The sheer amount of brainstorming taking place among the country’s scam artists is itself a climate emergency. There’s one variety of scam that I find particularly cynical: debt relief companies that have a whole playbook full of ways to separate desperate people from their money.
The preliminary step in determining if a debt relief or consolidation company is a scam is pretty simple: Beware of any company that contacts you first, and be suspicious of any company that has up-front fees.
This general advice applies to the surprisingly diverse selection of scams out there that target all demographics, including mortgage holders and college students. So many of these services have similar-sounding names, but there are very important differences between them.
- Credit Counseling: The idea behind credit counseling is to create a debt management plan that lumps all of your debts into a single monthly payment — often at a lower interest rate.
- Debt Consolidation: This kind of service helps you take out a new line of credit that pays off your existing debts — the consolidation — and you make a single monthly payment. When utilized before any missed payments, it can help limit any damage to your credit score.
- Debt Settlement: Debt settlement typically means stopping all payments to your creditors, and instead putting those monthly payments into a savings account.
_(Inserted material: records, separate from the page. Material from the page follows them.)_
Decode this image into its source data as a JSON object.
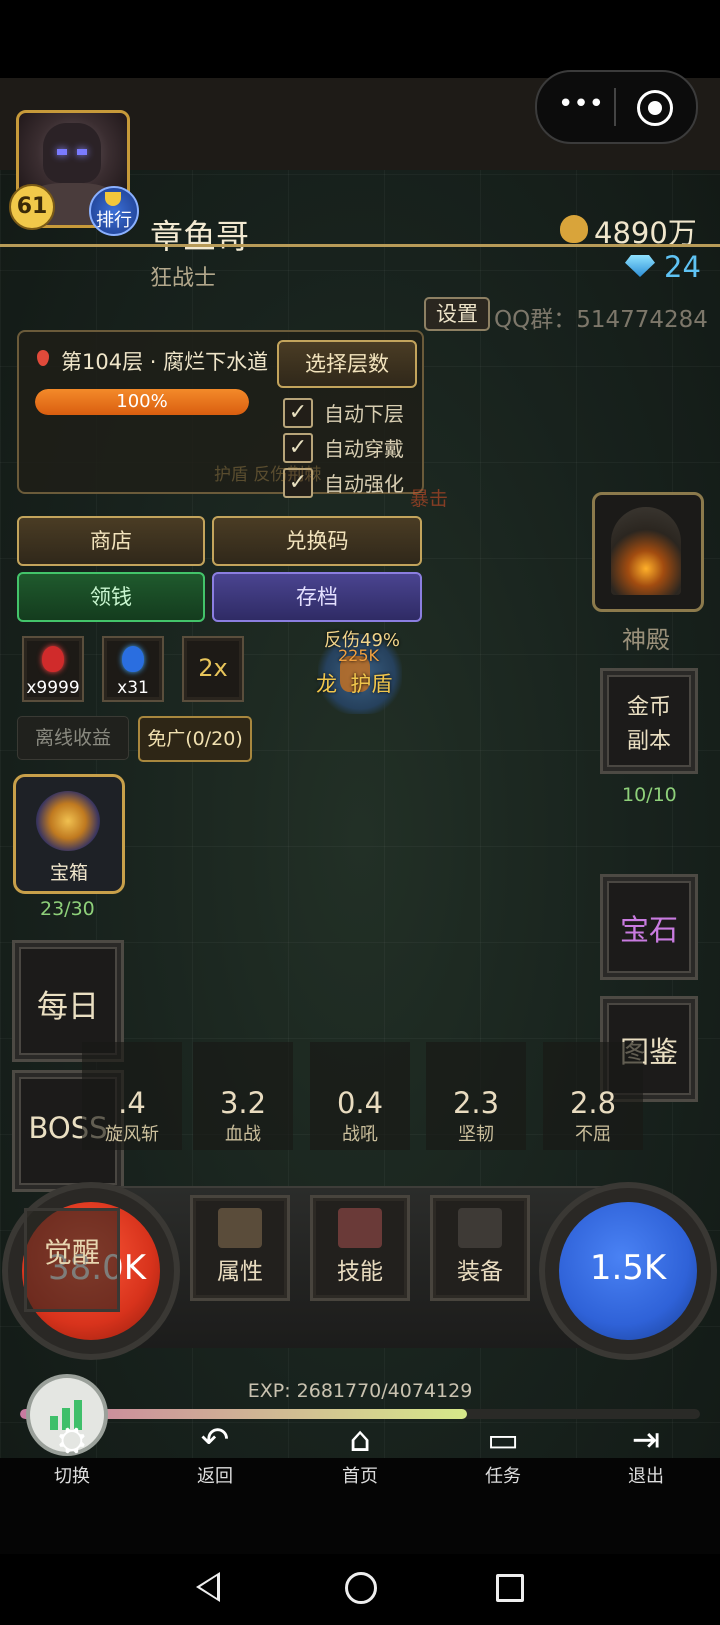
{
  "header": {
    "player_name": "章鱼哥",
    "player_class": "狂战士",
    "level": "61",
    "rank_label": "排行",
    "gold": "4890万",
    "diamonds": "24",
    "settings_label": "设置",
    "qq_group": "QQ群：514774284"
  },
  "floor_panel": {
    "floor_text": "第104层 · 腐烂下水道",
    "progress": "100%",
    "progress_value": 1.0,
    "select_floor_label": "选择层数",
    "options": [
      {
        "label": "自动下层",
        "checked": true
      },
      {
        "label": "自动穿戴",
        "checked": true
      },
      {
        "label": "自动强化",
        "checked": true
      }
    ]
  },
  "actions": {
    "shop": "商店",
    "redeem": "兑换码",
    "collect": "领钱",
    "save": "存档"
  },
  "items": [
    {
      "icon": "red-potion-icon",
      "count": "x9999"
    },
    {
      "icon": "blue-potion-icon",
      "count": "x31"
    },
    {
      "icon": "speed-2x-icon",
      "count": "2x"
    }
  ],
  "offline": {
    "income_label": "离线收益",
    "ad_free_label": "免广(0/20)"
  },
  "chest": {
    "label": "宝箱",
    "count": "23/30"
  },
  "left_menu": {
    "daily": "每日",
    "boss": "BOSS",
    "awaken": "觉醒"
  },
  "right_menu": {
    "temple": "神殿",
    "gold_dungeon_line1": "金币",
    "gold_dungeon_line2": "副本",
    "gold_dungeon_count": "10/10",
    "gem": "宝石",
    "codex": "图鉴"
  },
  "combat_text": {
    "reflect": "反伤49%",
    "damage": "225K",
    "buff": "龙  护盾",
    "faded1": "护盾   反伤荆棘",
    "faded2": "暴击"
  },
  "skills": [
    {
      "value": ".4",
      "name": "旋风斩"
    },
    {
      "value": "3.2",
      "name": "血战"
    },
    {
      "value": "0.4",
      "name": "战吼"
    },
    {
      "value": "2.3",
      "name": "坚韧"
    },
    {
      "value": "2.8",
      "name": "不屈"
    }
  ],
  "orbs": {
    "hp_partial": "38.0K",
    "mp": "1.5K"
  },
  "bottom_menu": {
    "attributes": "属性",
    "skills": "技能",
    "equipment": "装备"
  },
  "exp": {
    "text": "EXP: 2681770/4074129",
    "fraction": 0.658
  },
  "nav": {
    "switch": "切换",
    "back": "返回",
    "home": "首页",
    "tasks": "任务",
    "exit": "退出"
  },
  "colors": {
    "accent_gold": "#c3a45c",
    "exp_bar": "#d7e98a",
    "mp_orb": "#2f62d8",
    "hp_orb": "#e23a1f"
  }
}
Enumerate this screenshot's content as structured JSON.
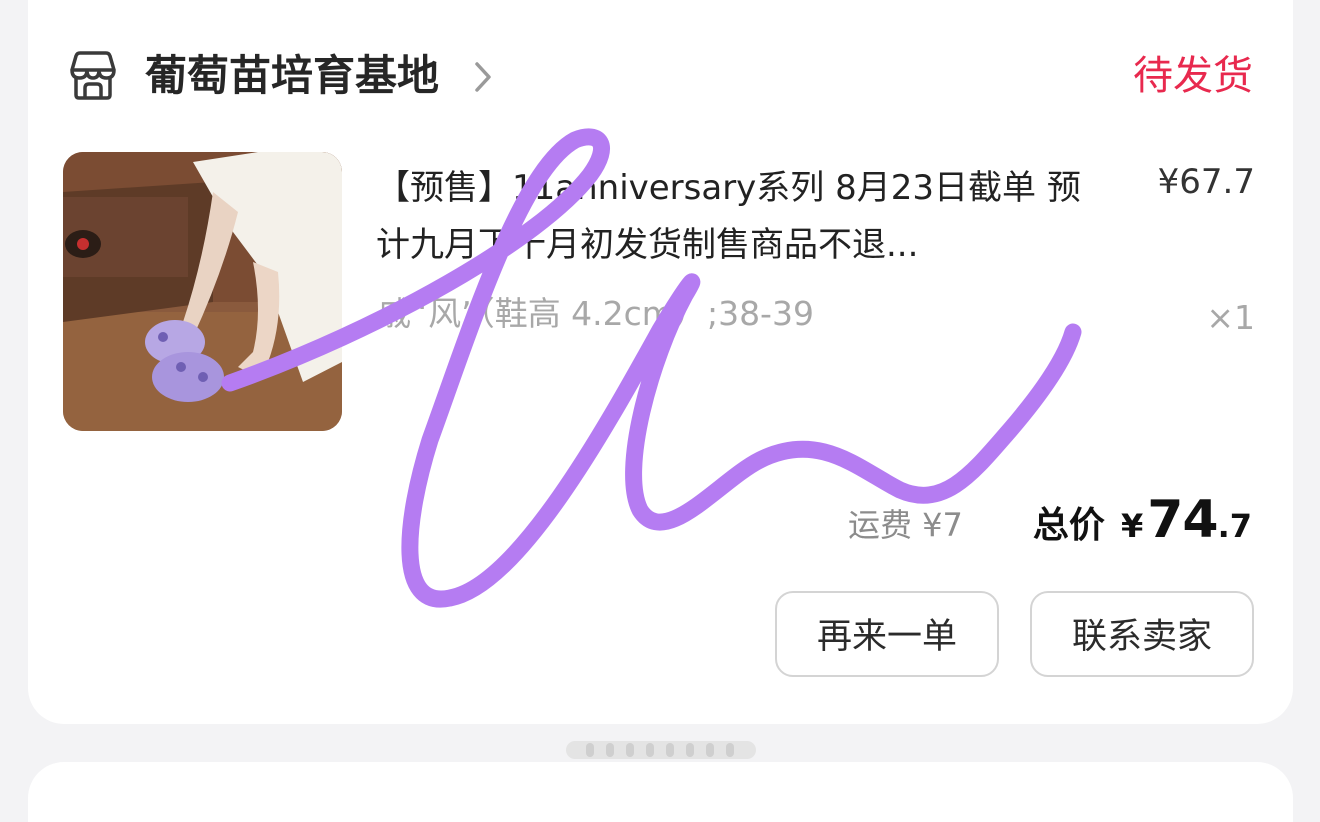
{
  "store": {
    "name": "葡萄苗培育基地",
    "icon": "store-icon",
    "chevron_icon": "chevron-right-icon"
  },
  "order": {
    "status": "待发货",
    "status_color": "#e8294e"
  },
  "product": {
    "image": "product-thumbnail-lilac-clogs",
    "title": "【预售】11anniversary系列  8月23日截单 预计九月下十月初发货制售商品不退...",
    "price": "¥67.7",
    "variant": "戚“风”（鞋高 4.2cm）;38-39",
    "quantity": "×1"
  },
  "summary": {
    "shipping": "运费 ¥7",
    "total_label": "总价",
    "currency": "¥",
    "total_integer": "74",
    "total_decimal": ".7"
  },
  "actions": {
    "reorder": "再来一单",
    "contact_seller": "联系卖家"
  },
  "annotation": {
    "color": "#b57cf2",
    "icon": "handwritten-scribble"
  }
}
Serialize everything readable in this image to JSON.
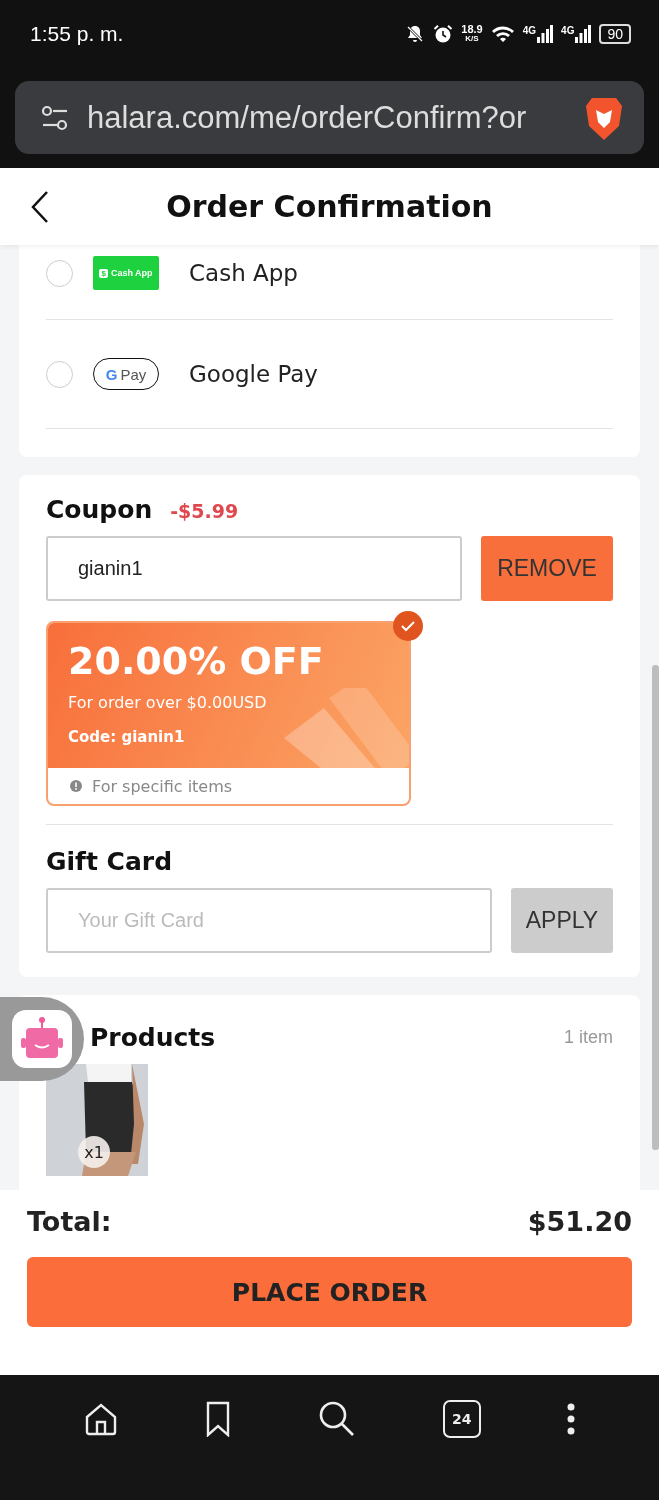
{
  "status_bar": {
    "time": "1:55 p. m.",
    "speed": "18.9",
    "speed_unit": "K/S",
    "network_1": "4G",
    "network_2": "4G",
    "battery": "90"
  },
  "browser": {
    "url": "halara.com/me/orderConfirm?or",
    "tab_count": "24"
  },
  "header": {
    "title": "Order Confirmation"
  },
  "payment_methods": [
    {
      "name": "Cash App",
      "kind": "cashapp",
      "logo_mark": "$",
      "logo_text": "Cash App",
      "selected": false
    },
    {
      "name": "Google Pay",
      "kind": "gpay",
      "logo_mark": "G",
      "logo_text": "Pay",
      "selected": false
    }
  ],
  "coupon": {
    "title": "Coupon",
    "discount": "-$5.99",
    "value": "gianin1",
    "button": "REMOVE",
    "card": {
      "headline": "20.00% OFF",
      "condition": "For order over $0.00USD",
      "code": "Code: gianin1",
      "note": "For specific items",
      "selected": true
    }
  },
  "gift_card": {
    "title": "Gift Card",
    "placeholder": "Your Gift Card",
    "button": "APPLY"
  },
  "products": {
    "title": "Products",
    "count": "1 item",
    "items": [
      {
        "kind": "picture",
        "quantity": "x1"
      }
    ]
  },
  "total": {
    "label": "Total:",
    "amount": "$51.20"
  },
  "place_order": "PLACE ORDER"
}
Once you have enough money in the account, the debt settlement company can contact the creditor and negotiate a lump sum payoff of your debt, often for a much lower amount. Someone choosing this route will necessarily have to miss payments, potentially subjecting them to increased collection efforts.
To drive home the point of how diverse and specialized scam artists are, the Federal Trade Commission has a regularly updated website detailing the cases they have done — like credit counselors who lied to consumers about where their payments went.